Trust, human-AI collab seen defining agentic AI in next few years

Agentic AI is poised to deliver up to US$450 billion in economic value by 2028 yet, despite strong momentum, only 2% of organizations have fully scaled deployment and trust in AI agents is declining. 

Organizations are discovering that AI agents deliver the greatest impact when humans remain actively involved. Nearly three-quarters of executives say the benefits of human oversight outweigh the costs, and 90% view human involvement in AI-driven workflows as either positive or cost-neutral. 

This is according to the latest report from Capgemini Research Institute. It conducted in April 2025 a global survey of 1,500 executives at organizations each with more than $1 billion in annual revenue across 14 countries, including Singapore.

The report found that trust and human oversight are critical factors in realizing the potential of agentic AI, and the gap between intent and readiness is now one of the biggest barriers to realizing the $450 billion opportunity.

Agentic AI is one of the fastest-emerging technological trends, but organizations are still in the early stages of application. While nearly a quarter have already launched pilots and a small number have begun implementation (14%), the majority remain in planning mode.

This steady progress stands in contrast to executive ambition – nearly all (93%) business leaders believe that scaling AI agents over the next 12 months will provide a competitive edge, yet nearly half of organizations still lack a strategy for implementing them.

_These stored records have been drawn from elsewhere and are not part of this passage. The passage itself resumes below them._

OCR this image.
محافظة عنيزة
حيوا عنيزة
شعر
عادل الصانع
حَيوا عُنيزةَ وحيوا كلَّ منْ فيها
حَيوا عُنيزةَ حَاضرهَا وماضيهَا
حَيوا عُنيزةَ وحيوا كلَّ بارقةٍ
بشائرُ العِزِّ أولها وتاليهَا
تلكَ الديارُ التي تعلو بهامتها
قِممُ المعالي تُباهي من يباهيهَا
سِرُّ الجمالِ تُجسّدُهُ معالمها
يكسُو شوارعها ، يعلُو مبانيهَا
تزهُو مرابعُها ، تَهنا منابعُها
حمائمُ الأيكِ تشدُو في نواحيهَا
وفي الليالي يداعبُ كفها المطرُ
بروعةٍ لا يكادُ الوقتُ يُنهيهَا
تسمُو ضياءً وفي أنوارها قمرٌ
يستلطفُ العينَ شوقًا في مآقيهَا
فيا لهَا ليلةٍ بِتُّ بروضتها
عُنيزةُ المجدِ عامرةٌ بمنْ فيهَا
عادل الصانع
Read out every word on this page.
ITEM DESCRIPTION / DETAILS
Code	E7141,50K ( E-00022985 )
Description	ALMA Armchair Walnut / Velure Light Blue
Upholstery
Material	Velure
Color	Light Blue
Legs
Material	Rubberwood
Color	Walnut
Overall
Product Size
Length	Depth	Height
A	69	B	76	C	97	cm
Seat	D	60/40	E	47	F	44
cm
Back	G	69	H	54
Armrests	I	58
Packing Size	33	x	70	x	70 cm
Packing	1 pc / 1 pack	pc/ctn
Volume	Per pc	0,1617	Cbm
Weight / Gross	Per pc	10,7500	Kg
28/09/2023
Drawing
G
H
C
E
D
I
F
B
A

The study found that in Singapore, the proportion of organizations that maintain a stance of no AI agent involvement is projected to decline by 14%. In contrast, all other levels of AI autonomy are expected to see a moderate increase of approximately 3–4%.

Also, 15% of organizations in Singapore are already piloting initial use cases of AI agents, with 11% having implemented it partially or at-scale.

In addition, 51% of organizations in Singapore still do not have a strategy for implementing AI agents (versus the global average of 46%).

Operations (62%) and Customer Services and Support (56%) emerged as the top business functions in which organizations expect AI agents to manage at least one process or sub-process daily.

However, only 7% of organizations in Singapore fully trust AI agents, with trust in AI agents decreasing since 2024 from an average of 56% to 45%.

In Singapore, safety (64%) and lack of transparency (62%) are the top two risks organizations are concerned about.

In one to three years, 31% of organizations in Singapore believe AI agents will augment human team members, while 33% believe AI agents can act as autonomous members within human-supervised teams.

The top hard skill required to build, manage, and harness the potential of AI agents is data management (69%), and the top soft skill is collaboration/teamwork (69%).

Only 7% of organizations in Singapore have fully integrated ethical AI principles, against the global average of 14%.

“The economic potential of AI agents is significant but realizing this value depends on more than just the technology, it requires a comprehensive and strategic transformation across people, processes and systems,” said Franck Greverie, chief portfolio and technology officer at Capgemini. 

“To succeed, organizations must remain focused on outcomes, reimagining their processes with an AI-first mindset. Central to this transformation is the need to build trust in AI by ensuring it is developed responsibly, with ethics and safety baked in from the outset,” said Greverie. “It also means reshaping organizations to support effective human-AI chemistry, creating the right conditions for these systems to enhance human judgment and help deliver superior business outcomes.”